Prendre le temps de se poser ces questions sur son cheval peut conduire le cavalier-propriétaire à remettre en cause son organisation, les choix qu’il a fait par rapport à sa monture. C’est un chemin de remise en question qui peut paraître compliqué mais qui, je pense, deviendra de plus en plus la norme.
Vous proposez aussi une formation à certains cavaliers?
Nous avons mis en place, effectivement, une formation qui n’est pas diplômante, mais qui apporte beaucoup d’expérience. C’est un investissement sur le long terme : de 3 à 6 mois, et jusqu’à 2 ans. Nous accueillons des jeunes ou moins jeunes qui veulent se former aux métiers du cheval. Nous enseignons l’ensemble de nos connaissances. Du travail à pied au travail monté – des soins quotidiens aux soins en assistance aux vétérinaires – de l’anatomie à la locomotion – de la nutrition à la gestion des programmes de travail. Les chevaux, c’est bien plus que juste monter à cheval, c’est un monde dans lequel il faut devenir le meilleur observateur et acteur à juste équilibre.
Avez-vous encore une activité de compétition?
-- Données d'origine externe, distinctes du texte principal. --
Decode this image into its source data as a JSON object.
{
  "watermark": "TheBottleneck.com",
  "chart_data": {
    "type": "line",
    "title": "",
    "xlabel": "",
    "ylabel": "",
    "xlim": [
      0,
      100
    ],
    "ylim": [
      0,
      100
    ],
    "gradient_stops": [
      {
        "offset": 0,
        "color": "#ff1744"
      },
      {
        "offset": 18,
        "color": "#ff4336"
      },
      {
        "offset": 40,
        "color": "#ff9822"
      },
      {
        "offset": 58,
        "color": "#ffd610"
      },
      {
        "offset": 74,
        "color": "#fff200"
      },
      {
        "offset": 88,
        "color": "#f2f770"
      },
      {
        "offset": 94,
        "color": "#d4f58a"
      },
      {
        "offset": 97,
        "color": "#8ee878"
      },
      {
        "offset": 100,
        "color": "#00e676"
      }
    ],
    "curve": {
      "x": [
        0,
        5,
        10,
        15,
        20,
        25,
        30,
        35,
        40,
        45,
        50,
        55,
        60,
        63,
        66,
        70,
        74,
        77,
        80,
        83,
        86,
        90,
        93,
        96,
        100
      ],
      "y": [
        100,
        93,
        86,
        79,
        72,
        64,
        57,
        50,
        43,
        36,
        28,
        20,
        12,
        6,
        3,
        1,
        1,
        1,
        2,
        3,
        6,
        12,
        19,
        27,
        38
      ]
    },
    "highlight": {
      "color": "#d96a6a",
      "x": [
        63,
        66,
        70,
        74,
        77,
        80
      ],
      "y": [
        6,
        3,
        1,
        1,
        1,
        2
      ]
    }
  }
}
Oui, mais elle est plus large aujourd’hui que la simple performance sportive. J’aime particulièrement former les jeunes chevaux, et je les sors en concours dans les épreuves de 4, 5 ou 6 ans. Cela me permet de les former aussi en situation de compétition mais en construisant d’abord cette « fondation » dont je parlais, et qui est la base de toute la carrière que va faire ensuite le cheval. C’est finalement, d’ailleurs, une base construite pour toute sa vie : quelle que soit la discipline qu’il pratiquera, si un cheval a une bonne « fondation », alors il beaucoup plus de chance de rendre son cavalier heureux et d’avoir le moins de stress possible. Un cheval n’est pas né dans le monde des humains – nous nous devons de lui expliquer nos codes en prenant les siens en considération, ainsi que ses besoins physiologiques de base – espace – mouvement – contacts sociaux et une nutrition adaptée.